Potential Katahdin mill buyer Cate Street Capital to pay US$900,000 annual property taxes to Millinocket, Maine, under tentative agreement

Kendall Sinclair

Kendall Sinclair

MILLINOCKET, Maine , September 13, 2011 () – A possible buyer of the two Katahdin region paper mills would pay $900,000 annually in property taxes to the town under a tentative arrangement town leaders accepted on Tuesday.

With East Millinocket town leaders also having tentatively accepted their town’s tax deal with Cate Street Capital on Tuesday morning, Millinocket’s Town Council voted 7-0 after a lengthy executive session several hours later to accept the payment and tax increment financing plan.

Council Chairman John Davis did not return several calls seeking comment. Millinocket Town Manager Eugene Conlogue said he was pleased with the deal.

“It is a very positive thing for the town,” Conlogue said Tuesday. “It is at the low end of what we really need but it works for us and it works for them. I am pleased that we came to an agreement on it.”

As part of the deal, the TIF arrangement mill owner Katahdin Paper Co. LLC had with Millinocket would be improved in several ways and transferred to Cate Street if the New Hampshire-based investor completes the sale with mill parent company Brookfield Asset Management of Toronto.

Full details of the tax and TIF arrangements were not available.

In East Millinocket, the Board of Selectmen voted 4-0 during a special meeting Tuesday morning to approve a revised property tax agreement and have the town’s attorney, Rob Crawford, forward the draft proposal to Cate Street, town administrative assistant Shirley Tapley said.

Citing a confidentiality agreement, Tapley and board Chairman Mark Scally declined to comment on the revisions and what impact they might have on Cate Street’s attempt to buy the East Millinocket and Millinocket mills.

Cate Street spokesman Scott Tranchemontagne said he was pleased that East Millinocket and Millinocket had OK’d the proposals.

“We are pleased that things appear to be moving forward on the local level, but we cannot comment on the specifics of the agreement until we have a chance to review it,” Tranchemontagne said late Tuesday. “There remain some very significant hurdles to overcome, and time is of the essence.”

Cate Street continues to work to finish its deal with Brookfield by Thursday, Tranchemontagne said. The company signed a tentative agreement on Aug. 30 to buy the mills for an undisclosed price. Part of the deal is the immediate restart of and an estimated $20 million investment in the East Millinocket mill.

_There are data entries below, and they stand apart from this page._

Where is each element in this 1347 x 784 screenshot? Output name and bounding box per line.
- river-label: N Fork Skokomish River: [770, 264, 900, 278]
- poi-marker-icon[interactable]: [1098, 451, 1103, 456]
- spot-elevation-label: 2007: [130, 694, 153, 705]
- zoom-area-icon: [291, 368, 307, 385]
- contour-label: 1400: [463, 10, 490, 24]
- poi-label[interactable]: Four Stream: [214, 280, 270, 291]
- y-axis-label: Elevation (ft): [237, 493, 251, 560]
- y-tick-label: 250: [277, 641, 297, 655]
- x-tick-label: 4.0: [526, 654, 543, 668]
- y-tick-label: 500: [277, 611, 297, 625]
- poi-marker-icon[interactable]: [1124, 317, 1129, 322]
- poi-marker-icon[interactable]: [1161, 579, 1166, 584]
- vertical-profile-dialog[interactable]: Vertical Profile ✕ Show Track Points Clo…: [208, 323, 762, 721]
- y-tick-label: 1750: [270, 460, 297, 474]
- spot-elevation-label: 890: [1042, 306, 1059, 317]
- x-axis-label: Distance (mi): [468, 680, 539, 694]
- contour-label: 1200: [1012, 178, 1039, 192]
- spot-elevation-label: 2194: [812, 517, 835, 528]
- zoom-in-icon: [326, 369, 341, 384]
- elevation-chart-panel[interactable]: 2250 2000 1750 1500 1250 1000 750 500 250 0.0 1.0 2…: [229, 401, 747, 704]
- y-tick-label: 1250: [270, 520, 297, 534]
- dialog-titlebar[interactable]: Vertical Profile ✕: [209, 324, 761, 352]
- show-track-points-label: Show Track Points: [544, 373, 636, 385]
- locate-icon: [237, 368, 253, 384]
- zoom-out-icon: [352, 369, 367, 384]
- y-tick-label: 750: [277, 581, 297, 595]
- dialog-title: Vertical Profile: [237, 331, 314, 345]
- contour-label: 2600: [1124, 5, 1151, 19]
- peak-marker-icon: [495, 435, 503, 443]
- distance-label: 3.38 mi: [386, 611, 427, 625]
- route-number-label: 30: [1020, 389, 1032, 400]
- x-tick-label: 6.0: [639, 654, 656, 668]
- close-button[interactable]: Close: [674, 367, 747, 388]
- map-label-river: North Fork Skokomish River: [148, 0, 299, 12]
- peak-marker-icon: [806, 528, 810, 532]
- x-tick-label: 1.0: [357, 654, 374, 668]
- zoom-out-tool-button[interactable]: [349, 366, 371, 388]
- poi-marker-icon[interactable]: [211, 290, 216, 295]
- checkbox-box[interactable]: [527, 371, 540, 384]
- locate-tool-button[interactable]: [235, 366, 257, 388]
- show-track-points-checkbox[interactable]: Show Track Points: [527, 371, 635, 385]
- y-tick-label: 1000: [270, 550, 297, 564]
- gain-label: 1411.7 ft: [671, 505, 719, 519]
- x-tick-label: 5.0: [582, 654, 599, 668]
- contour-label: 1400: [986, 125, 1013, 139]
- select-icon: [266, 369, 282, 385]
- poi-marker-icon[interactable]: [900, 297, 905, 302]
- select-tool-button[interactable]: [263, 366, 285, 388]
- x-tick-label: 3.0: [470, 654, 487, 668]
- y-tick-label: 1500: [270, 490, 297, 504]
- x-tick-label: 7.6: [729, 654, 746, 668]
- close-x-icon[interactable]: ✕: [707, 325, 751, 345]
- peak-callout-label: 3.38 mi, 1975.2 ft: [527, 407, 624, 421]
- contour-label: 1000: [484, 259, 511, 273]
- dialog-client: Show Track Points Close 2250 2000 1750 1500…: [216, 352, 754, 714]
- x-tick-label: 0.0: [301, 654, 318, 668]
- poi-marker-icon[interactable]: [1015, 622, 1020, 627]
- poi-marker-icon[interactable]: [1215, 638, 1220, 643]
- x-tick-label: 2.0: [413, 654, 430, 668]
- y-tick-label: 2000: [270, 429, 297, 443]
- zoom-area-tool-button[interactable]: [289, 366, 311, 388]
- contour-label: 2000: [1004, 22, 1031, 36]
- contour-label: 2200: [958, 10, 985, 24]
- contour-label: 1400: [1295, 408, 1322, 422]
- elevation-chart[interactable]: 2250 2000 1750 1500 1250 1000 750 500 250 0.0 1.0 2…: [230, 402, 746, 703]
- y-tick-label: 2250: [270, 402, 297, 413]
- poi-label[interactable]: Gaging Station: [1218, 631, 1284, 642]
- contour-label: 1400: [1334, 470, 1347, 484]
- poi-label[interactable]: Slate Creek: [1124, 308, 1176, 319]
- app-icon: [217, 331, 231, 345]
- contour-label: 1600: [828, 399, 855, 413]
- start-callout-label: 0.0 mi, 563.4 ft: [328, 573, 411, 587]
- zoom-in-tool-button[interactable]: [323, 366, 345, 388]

If all continues to go well, as many as 500 workers could be employed at the mills within several months, state officials have said. As many as 200 East Millinocket papermakers could return to work to fill orders for virgin newsprint, one of the plant’s specialties, by early October, with the plant’s recycled newsprint operations resuming as orders arrive.

The mill employed as many as 450 workers when it shut down in April.

The Millinocket mill’s production of magazine-style catalog and newspaper inserts is not expected for several months. It again depends on whether orders are placed, state officials have said. That mill employed as many as 150 workers when it closed in September 2008.

Richard Cyr, a senior vice president of Cate Street Capital and possible chief executive officer of the new Great Northern Paper Co., has stressed that all conditions of the agreement Cate Street signed with mills owner Brookfield Asset Management must be met by Sept. 15 or the deal would die.

The mills’ unions are meeting at 7 p.m. Wednesday at Schenck High School in East Millinocket to vote on a possible contract with Cate Street. More than 400 workers are expected to attend, said Duane Lugdon, a USW international representative.

“This decision is entirely theirs. Our unions believe in the democratic principles that they are built upon,” Lugdon said Tuesday. “We will put this in their hands and have absolute faith that they will make the right decision.”

Since the April mill shutdown, the Katahdin region has suffered from a 21.1 to 21.8 percent unemployment rate. April was the first month in about 100 years when the Katahdin region produced no paper.